Study objective: To determine the risk of epistaxis and pulmonary hemorrhage due to fiberoptic bronchoscopy (FOB) and bronchoalveolar lavage (BAL) in the presence of thrombocytopenia.
Design: Prospective study of all patients undergoing FOB with BAL with a 4.9-mm-diameter bronchoscope after bone marrow transplantation (BMT) during a 6-month period.
Setting: A single BMT center.
Patients: Forty-seven BMT recipients undergoing 66 FOB with BAL. Thrombocytopenia (platelets < 100,000/ml) was present in 58 (88 percent). Platelets were < 50,000/ml in 44 (67 percent) and < 20,000/ml in 13 (20 percent). In the thrombocytopenic patients, FOB with BAL was transnasal in 37 (64 percent), transoral in 5 (9 percent), and via endotracheal tube in 16 (28 percent).
Interventions: Fiberoptic bronchoscopy with BAL using a bronchoscope (Pentax FB-15H) (4.9-mm diameter). In one case, a pediatric bronchoscope (Pentax FB-10H; 3.5-mm diameter) was used in a 7-year-old patient.
Measurements and results: The BAL was diagnostic in 22 of 47 patients studied (47 percent).
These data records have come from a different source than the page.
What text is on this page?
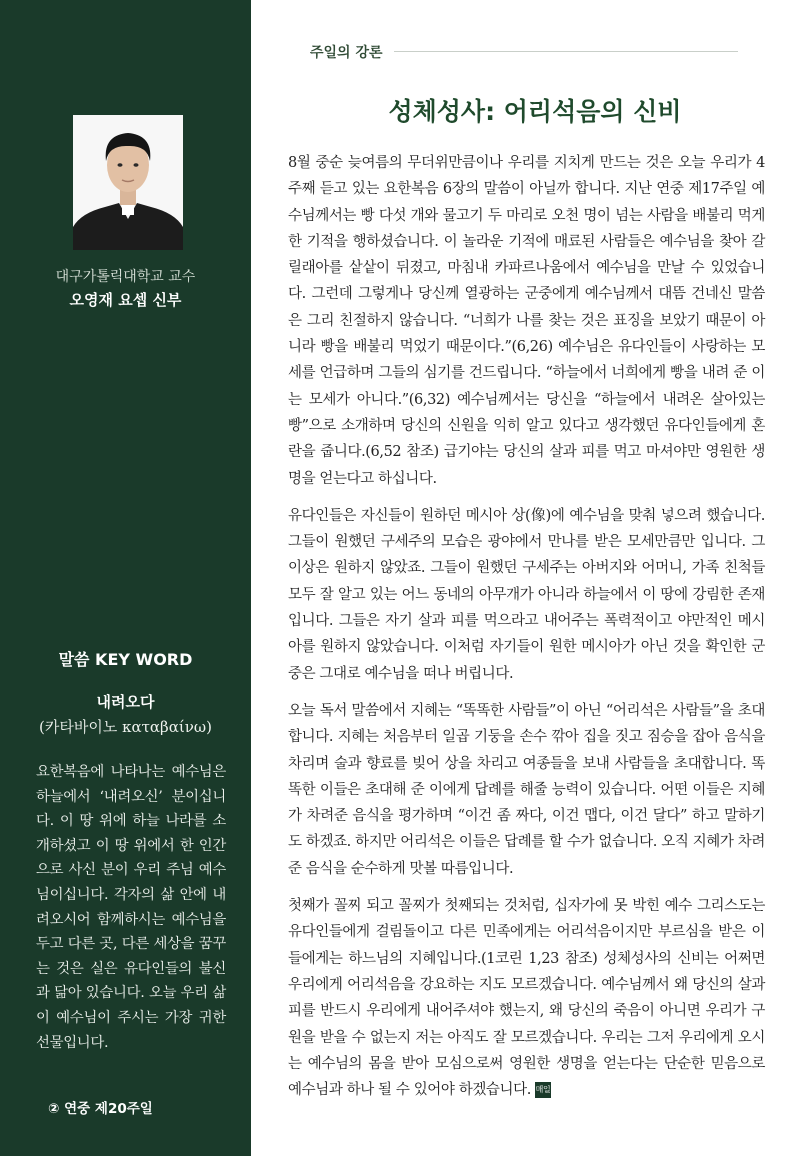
대구가톨릭대학교 교수
오영재 요셉 신부
말씀 KEY WORD
내려오다
(카타바이노 καταβαίνω)

요한복음에 나타나는 예수님은 하늘에서 ‘내려오신’ 분이십니다. 이 땅 위에 하늘 나라를 소개하셨고 이 땅 위에서 한 인간으로 사신 분이 우리 주님 예수님이십니다. 각자의 삶 안에 내려오시어 함께하시는 예수님을 두고 다른 곳, 다른 세상을 꿈꾸는 것은 실은 유다인들의 불신과 닮아 있습니다. 오늘 우리 삶이 예수님이 주시는 가장 귀한 선물입니다.

② 연중 제20주일
주일의 강론
성체성사: 어리석음의 신비

8월 중순 늦여름의 무더위만큼이나 우리를 지치게 만드는 것은 오늘 우리가 4주째 듣고 있는 요한복음 6장의 말씀이 아닐까 합니다. 지난 연중 제17주일 예수님께서는 빵 다섯 개와 물고기 두 마리로 오천 명이 넘는 사람을 배불리 먹게 한 기적을 행하셨습니다. 이 놀라운 기적에 매료된 사람들은 예수님을 찾아 갈릴래아를 샅샅이 뒤졌고, 마침내 카파르나움에서 예수님을 만날 수 있었습니다. 그런데 그렇게나 당신께 열광하는 군중에게 예수님께서 대뜸 건네신 말씀은 그리 친절하지 않습니다. “너희가 나를 찾는 것은 표징을 보았기 때문이 아니라 빵을 배불리 먹었기 때문이다.”(6,26) 예수님은 유다인들이 사랑하는 모세를 언급하며 그들의 심기를 건드립니다. “하늘에서 너희에게 빵을 내려 준 이는 모세가 아니다.”(6,32) 예수님께서는 당신을 “하늘에서 내려온 살아있는 빵”으로 소개하며 당신의 신원을 익히 알고 있다고 생각했던 유다인들에게 혼란을 줍니다.(6,52 참조) 급기야는 당신의 살과 피를 먹고 마셔야만 영원한 생명을 얻는다고 하십니다.

유다인들은 자신들이 원하던 메시아 상(像)에 예수님을 맞춰 넣으려 했습니다. 그들이 원했던 구세주의 모습은 광야에서 만나를 받은 모세만큼만 입니다. 그 이상은 원하지 않았죠. 그들이 원했던 구세주는 아버지와 어머니, 가족 친척들 모두 잘 알고 있는 어느 동네의 아무개가 아니라 하늘에서 이 땅에 강림한 존재입니다. 그들은 자기 살과 피를 먹으라고 내어주는 폭력적이고 야만적인 메시아를 원하지 않았습니다. 이처럼 자기들이 원한 메시아가 아닌 것을 확인한 군중은 그대로 예수님을 떠나 버립니다.

오늘 독서 말씀에서 지혜는 “똑똑한 사람들”이 아닌 “어리석은 사람들”을 초대합니다. 지혜는 처음부터 일곱 기둥을 손수 깎아 집을 짓고 짐승을 잡아 음식을 차리며 술과 향료를 빚어 상을 차리고 여종들을 보내 사람들을 초대합니다. 똑똑한 이들은 초대해 준 이에게 답례를 해줄 능력이 있습니다. 어떤 이들은 지혜가 차려준 음식을 평가하며 “이건 좀 짜다, 이건 맵다, 이건 달다” 하고 말하기도 하겠죠. 하지만 어리석은 이들은 답례를 할 수가 없습니다. 오직 지혜가 차려준 음식을 순수하게 맛볼 따름입니다.

첫째가 꼴찌 되고 꼴찌가 첫째되는 것처럼, 십자가에 못 박힌 예수 그리스도는 유다인들에게 걸림돌이고 다른 민족에게는 어리석음이지만 부르심을 받은 이들에게는 하느님의 지혜입니다.(1코린 1,23 참조) 성체성사의 신비는 어쩌면 우리에게 어리석음을 강요하는 지도 모르겠습니다. 예수님께서 왜 당신의 살과 피를 반드시 우리에게 내어주셔야 했는지, 왜 당신의 죽음이 아니면 우리가 구원을 받을 수 없는지 저는 아직도 잘 모르겠습니다. 우리는 그저 우리에게 오시는 예수님의 몸을 받아 모심으로써 영원한 생명을 얻는다는 단순한 믿음으로 예수님과 하나 될 수 있어야 하겠습니다. 매일 미사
Complications occurred in 7 of 58 (12 percent) thrombocytopenic patients (epistaxis and/or hemoptysis, 4; bradycardia, 2; bronchospasm, 1) of which all but 1 were minor and self-limiting. One life-threatening complication of severe epistaxis occurred during a transoral FOB in a patient with prior epistaxis (platelet count, 18,000/ml). One of 8 (13 percent) nonthrombocytopenic patients had hemoptysis. No patient had worsening fever or oxygenation at 4 h and no patient displayed worsening radiographic infiltrates suggestive of pulmonary hemorrhage attributable to the BAL at 24 h.
Conclusions: We conclude that transnasal FOB in thrombocytopenic patients was safe, being associated with minor airway bleeding in 3 of 37 patients (8 percent). In conclusion, FOB with BAL, even via the transnasal route, may be performed with relative safety despite the presence of significant thrombocytopenia.